En outre, la production de richesses d'un pays peut également être appréhendée à travers les ratios PIB/emploi ou PIB/heure travaillée qui sont en fait des mesures sommaires de la productivité d'une économie. En 1999, le PIB par heure travaillée se situait au Luxembourg à l'indice 142.1 sur la base d'un indice 100 pour l'ensemble l'Union européenne. Au Danemark cet indice était de 124.4 et en Belgique de 117.4.

La mesure de la « richesse » d'un pays dépend donc largement des méthodes de mesure appliquées. Par ailleurs, pour le Luxembourg - pays à la dimension d'une région dans les grands pays - l'aspect de « centre régional » joue également un rôle. Une comparaison avec d'autres régions peut donc apporter des enseignements supplémentaires utiles. Sur le graphique concernant le PIB par région sont reprises les régions les plus « riches », les régions les plus pauvres de l'UE, ainsi que les régions voisines du Luxembourg.

Si le Luxembourg se situe parmi les régions dont le PIB par habitant est le plus élevé, il perd cependant le premier rang - qu'il occupait dans la comparaison entre pays - pour les régions d' « Inner London » et de Bruxelles et ne devance que légèrement la région de Hambourg. Dans ce contexte, il y a également lieu de signaler que le PIB par habitant des régions voisines du Luxembourg (Lorraine, Province du Luxembourg belge, Trèves, Sarre) se range - à des degrés divers - en dessous de la moyenne du PIB par habitant de l'Union européenne et que l'écart par rapport au Luxembourg est conséquent. Le Luxembourg constitue au sein de la Grande Région une entité dynamique comparable à d'autres centres régionaux ou agglomérations en Europe, avec, évidemment, la particularité qu'il s'agit d'un pays souverain conduisant sa propre politique économique, financière et sociale.
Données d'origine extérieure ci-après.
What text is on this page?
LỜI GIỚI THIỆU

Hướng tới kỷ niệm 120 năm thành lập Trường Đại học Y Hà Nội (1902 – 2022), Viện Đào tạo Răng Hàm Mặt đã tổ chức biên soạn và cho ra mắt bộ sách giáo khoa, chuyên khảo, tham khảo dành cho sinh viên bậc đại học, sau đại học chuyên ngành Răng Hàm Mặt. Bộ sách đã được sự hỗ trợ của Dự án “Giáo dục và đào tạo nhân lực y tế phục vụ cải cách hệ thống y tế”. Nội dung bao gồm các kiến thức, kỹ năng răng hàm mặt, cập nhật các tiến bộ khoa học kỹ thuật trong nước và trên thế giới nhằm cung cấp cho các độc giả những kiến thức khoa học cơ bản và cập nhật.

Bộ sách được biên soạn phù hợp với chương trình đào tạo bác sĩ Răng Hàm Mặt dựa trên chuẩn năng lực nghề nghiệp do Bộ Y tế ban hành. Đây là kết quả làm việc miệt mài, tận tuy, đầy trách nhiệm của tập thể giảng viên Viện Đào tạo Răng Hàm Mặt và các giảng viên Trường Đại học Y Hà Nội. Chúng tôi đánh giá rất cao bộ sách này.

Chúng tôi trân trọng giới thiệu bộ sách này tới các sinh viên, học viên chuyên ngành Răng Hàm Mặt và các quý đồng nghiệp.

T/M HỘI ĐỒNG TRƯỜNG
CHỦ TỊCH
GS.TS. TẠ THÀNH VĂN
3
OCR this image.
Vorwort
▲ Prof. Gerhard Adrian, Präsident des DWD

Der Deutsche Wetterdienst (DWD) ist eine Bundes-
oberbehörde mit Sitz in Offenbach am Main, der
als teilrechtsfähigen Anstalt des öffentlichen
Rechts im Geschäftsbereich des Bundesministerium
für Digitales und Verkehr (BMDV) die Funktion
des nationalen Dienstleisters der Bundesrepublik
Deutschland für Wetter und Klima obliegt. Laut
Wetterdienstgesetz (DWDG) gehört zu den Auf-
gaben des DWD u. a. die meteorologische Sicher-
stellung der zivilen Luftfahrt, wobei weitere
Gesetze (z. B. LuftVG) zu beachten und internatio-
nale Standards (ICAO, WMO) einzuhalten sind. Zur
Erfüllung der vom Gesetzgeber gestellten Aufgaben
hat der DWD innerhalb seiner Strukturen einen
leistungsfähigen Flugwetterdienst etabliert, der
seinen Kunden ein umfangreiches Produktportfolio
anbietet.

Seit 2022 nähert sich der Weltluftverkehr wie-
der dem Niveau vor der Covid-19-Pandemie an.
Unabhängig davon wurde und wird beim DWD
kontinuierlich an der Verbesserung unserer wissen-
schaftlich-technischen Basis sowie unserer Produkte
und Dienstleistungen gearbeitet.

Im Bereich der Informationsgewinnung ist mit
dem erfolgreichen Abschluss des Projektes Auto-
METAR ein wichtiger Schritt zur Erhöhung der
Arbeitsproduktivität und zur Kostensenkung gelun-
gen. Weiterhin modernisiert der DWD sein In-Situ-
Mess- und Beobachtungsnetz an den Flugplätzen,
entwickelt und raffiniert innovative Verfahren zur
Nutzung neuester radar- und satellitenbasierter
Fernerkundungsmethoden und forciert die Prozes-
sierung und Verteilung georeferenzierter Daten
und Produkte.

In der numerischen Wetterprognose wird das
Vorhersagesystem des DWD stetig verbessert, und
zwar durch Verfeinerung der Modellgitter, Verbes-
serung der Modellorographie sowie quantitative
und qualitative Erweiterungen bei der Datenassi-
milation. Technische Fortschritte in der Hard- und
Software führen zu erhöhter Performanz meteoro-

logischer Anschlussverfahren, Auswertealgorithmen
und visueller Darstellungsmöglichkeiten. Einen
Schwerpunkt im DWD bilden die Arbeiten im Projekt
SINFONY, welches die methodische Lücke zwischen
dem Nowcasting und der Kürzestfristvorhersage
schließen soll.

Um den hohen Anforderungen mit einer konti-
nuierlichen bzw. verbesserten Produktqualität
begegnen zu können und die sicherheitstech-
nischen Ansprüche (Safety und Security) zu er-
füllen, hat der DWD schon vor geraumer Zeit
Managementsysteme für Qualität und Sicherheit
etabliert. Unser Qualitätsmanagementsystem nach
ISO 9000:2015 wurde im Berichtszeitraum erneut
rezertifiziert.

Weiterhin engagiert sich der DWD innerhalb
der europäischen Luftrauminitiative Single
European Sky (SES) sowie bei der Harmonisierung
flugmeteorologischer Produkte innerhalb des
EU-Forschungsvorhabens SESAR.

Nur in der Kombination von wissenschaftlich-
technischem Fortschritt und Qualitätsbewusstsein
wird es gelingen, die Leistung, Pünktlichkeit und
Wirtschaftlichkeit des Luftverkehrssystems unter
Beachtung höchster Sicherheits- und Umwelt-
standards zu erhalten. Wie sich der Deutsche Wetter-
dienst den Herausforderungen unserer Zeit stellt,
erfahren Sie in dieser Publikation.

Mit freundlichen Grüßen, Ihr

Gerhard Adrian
En réalité, le PIB par habitant ne constitue qu'une vue comptable et partielle du bien-être des habitants d'un pays ou d'une région. Des organisations internationales et des scientifiques ont donc essayé de mettre en oeuvre des indicateurs de développement tenant compte des aspects sociaux, sanitaires, éducatifs et environnementaux. Le plus connu de ces indicateurs est l' « indice de développement humain » (IDH) que le « Programme des Nations Unies pour le développement» (PNUD) publie annuellement depuis 1990. Il s'agit d'un indicateur synthétique établi sur base d'indicateurs partiels concernant la santé (indicateur : espérance de vie à la naissance), l'éducation (indicateur : taux de scolarisation brut, taux d'alphabétisation) et la performance économique (PIB par habitant). Dans le classement de l'IDH pour l'année 2002, le Luxembourg n'occupe que la seizième place. Cela peut être expliqué, d'une part, par le niveau de l'espérance de vie à la naissance (pris comme indicateur de santé publique) qui est de 77.4 ans au Luxembourg, contre 81.0 ans au Japon, 79.7 ans en Suède et 78.5 ans en Norvège, par exemple. D'autre part, ce résultat correspond à un problème méthodologique concernant le taux de scolarisation qui, pour le Luxembourg, ne tient pas compte des étudiants luxembourgeois fréquentant des universités à l'étranger, faute de cursus universitaire complet au Luxembourg. L' IDH peut donc être critiqué du point de vue méthodologique, notamment en ce qui concerne la pondération des indicateurs et le choix des variables, mais a le mérite d'élargir la perspective sur le bien-être au delà de la seule performance économique en termes de PIB/habitant.